Wednesday, October 24, 2007

Reading 101: the E rule

"The 'E' at the end of a one syllable word is usually silent". I hate that rule. Although the 'e' usually doesn't really make a sound, it virtually always has a reason for being there. "Magic E" might be a better name for him. I don't know. I don't call him anything. (why is E a him?!) Here's what he does...

For beginning readers the E is usually making another vowel say it's name. Like in name, Pete, time, home, fume (AEIOU). Each time "the E jumps over the consonant, hits the vowel on the head and says, 'say your name in the alphabet!'" You won't see the E jump over for another E very often. They tend to stick together (feet, seem). On the other side, I don't know if you ever see AE together, the E always jumps over for that one (cake, tame). Sure, there are other ways to make a vowel say its name, or make the "vowel long" but that's another lesson for another day. Right now we're talking about that cool E at the end of a one syllable word.

Give and gave. In give the E doesn't make the I say it's name. In gave it does make the A say it's name. Why? No idea. What I do know is that "V doesn't like to be alone at the end of a word". You won't see it in English. That makes spelling easier, but reading harder.

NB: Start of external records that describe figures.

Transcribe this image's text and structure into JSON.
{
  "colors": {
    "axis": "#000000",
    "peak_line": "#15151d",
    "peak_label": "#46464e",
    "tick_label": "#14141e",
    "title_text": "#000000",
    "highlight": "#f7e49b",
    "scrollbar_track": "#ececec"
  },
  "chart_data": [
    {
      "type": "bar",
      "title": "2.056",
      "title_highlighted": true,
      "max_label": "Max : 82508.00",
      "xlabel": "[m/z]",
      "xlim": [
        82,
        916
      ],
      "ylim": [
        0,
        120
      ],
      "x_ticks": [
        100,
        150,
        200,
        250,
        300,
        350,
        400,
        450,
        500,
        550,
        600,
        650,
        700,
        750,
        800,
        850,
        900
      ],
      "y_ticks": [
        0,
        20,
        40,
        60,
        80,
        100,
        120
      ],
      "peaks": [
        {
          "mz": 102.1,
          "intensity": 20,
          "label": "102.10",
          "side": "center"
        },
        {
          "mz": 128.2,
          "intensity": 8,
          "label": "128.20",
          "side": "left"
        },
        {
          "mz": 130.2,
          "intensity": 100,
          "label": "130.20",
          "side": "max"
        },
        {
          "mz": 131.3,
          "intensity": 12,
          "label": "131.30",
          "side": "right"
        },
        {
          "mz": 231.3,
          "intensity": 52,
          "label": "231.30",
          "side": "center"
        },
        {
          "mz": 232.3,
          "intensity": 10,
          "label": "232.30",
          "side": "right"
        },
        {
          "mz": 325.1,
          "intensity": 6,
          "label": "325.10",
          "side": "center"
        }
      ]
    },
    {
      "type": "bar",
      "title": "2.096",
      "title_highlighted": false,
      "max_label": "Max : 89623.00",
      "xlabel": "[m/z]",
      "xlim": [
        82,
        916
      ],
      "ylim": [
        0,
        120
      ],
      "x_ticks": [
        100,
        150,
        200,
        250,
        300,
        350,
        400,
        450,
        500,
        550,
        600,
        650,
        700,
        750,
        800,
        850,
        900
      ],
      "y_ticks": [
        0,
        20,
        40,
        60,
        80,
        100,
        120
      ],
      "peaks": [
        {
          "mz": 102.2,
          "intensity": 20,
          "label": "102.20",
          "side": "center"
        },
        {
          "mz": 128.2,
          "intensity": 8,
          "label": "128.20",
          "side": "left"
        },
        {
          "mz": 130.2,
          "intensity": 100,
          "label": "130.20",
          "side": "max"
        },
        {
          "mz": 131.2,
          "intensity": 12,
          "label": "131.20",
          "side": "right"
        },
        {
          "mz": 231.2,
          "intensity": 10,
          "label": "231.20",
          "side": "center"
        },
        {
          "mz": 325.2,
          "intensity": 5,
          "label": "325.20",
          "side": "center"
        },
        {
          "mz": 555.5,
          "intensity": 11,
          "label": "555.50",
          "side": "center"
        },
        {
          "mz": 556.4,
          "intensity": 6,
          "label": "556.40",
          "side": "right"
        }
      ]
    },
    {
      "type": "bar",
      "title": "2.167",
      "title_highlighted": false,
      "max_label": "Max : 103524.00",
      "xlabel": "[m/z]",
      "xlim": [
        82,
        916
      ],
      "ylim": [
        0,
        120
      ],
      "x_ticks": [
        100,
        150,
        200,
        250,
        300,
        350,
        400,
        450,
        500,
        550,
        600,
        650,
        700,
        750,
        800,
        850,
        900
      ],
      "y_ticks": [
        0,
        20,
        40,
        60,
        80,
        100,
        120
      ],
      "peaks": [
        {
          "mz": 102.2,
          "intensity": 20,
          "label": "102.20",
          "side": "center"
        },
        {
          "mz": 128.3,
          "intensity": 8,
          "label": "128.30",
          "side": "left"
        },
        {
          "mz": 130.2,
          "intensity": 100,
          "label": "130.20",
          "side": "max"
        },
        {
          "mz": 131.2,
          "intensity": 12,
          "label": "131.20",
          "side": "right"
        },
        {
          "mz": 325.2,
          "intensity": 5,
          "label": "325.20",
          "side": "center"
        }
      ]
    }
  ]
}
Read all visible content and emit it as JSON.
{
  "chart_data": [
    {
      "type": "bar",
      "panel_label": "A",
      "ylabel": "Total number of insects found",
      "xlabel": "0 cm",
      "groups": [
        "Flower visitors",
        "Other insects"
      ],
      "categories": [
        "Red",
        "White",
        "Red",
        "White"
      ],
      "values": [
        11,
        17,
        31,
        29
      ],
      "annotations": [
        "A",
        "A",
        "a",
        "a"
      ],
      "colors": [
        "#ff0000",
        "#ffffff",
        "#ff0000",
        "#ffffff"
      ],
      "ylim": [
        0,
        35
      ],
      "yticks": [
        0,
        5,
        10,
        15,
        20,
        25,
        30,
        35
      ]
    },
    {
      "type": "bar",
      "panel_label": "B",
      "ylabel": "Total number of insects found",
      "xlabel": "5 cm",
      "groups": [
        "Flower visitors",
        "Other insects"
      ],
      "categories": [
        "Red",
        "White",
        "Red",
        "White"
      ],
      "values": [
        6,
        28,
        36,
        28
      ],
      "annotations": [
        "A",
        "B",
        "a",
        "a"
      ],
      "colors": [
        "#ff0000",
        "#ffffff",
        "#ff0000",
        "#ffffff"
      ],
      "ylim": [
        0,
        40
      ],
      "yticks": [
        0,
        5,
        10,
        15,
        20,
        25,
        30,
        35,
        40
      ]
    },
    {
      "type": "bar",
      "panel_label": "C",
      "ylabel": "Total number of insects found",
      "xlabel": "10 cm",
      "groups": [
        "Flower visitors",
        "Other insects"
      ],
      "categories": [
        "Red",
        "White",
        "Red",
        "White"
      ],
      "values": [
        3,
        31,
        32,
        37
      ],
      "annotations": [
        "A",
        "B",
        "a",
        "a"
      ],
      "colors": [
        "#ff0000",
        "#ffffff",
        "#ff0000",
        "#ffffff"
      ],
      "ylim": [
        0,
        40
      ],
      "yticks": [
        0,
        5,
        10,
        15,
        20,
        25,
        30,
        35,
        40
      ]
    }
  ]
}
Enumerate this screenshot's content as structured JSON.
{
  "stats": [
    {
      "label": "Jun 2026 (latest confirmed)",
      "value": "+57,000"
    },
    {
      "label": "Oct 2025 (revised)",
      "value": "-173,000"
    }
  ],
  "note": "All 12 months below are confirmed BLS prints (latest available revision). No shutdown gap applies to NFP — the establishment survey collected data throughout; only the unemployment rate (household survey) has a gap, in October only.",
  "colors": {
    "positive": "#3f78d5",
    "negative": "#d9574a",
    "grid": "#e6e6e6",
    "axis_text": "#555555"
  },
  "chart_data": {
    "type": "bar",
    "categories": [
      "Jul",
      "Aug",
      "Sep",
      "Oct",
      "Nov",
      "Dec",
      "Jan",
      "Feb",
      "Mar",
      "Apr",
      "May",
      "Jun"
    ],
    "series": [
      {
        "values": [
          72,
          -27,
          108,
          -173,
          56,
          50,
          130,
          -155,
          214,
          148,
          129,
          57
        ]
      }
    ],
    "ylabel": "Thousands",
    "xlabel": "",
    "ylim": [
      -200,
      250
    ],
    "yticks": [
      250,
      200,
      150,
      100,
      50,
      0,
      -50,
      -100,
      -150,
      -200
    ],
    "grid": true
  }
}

Cheese and please. You don't need the E, the vowel sound is already long, right? Right. But what about that S? Isn't he supposed to say 'ssssssssss' like a snake? Yep. Often times if an S is followed by an E it will sound like a Z. So what about freeze? I don't know, someone went E happy.

Choice. E makes the C say SSSSSSS.
Dodge. E makes the G say JJJJJJJJ.

Of course there are "cheater" words out there. Hmmm, like there and where. They don't follow the rules. You know them, my favorite is "choir" (shouldn't that be spelled quire?). Kids love that. "Cheater". It means that the word is wrong, not them. In the lower grades many people call them sight words but that is often misleading. Cat and dog are not sight words, you can sound them out and they are phonetically correct. In my book (not an actually book), a sight word is something you can't sound out.

That's it for today. Magic E, Super E (for Justin), whatever you call him, he usually has a purpose.

1 comment:

April said...

Very cool. Its amazing how quickly we forget this stuff. I'm petrified of teaching Justin how to read. I did remember the magic e rule, but only because I interned in a fourth grade classroom and that's when I re-remembered it. English sucks! Teach me what you know and how to do it. I will be a sponge!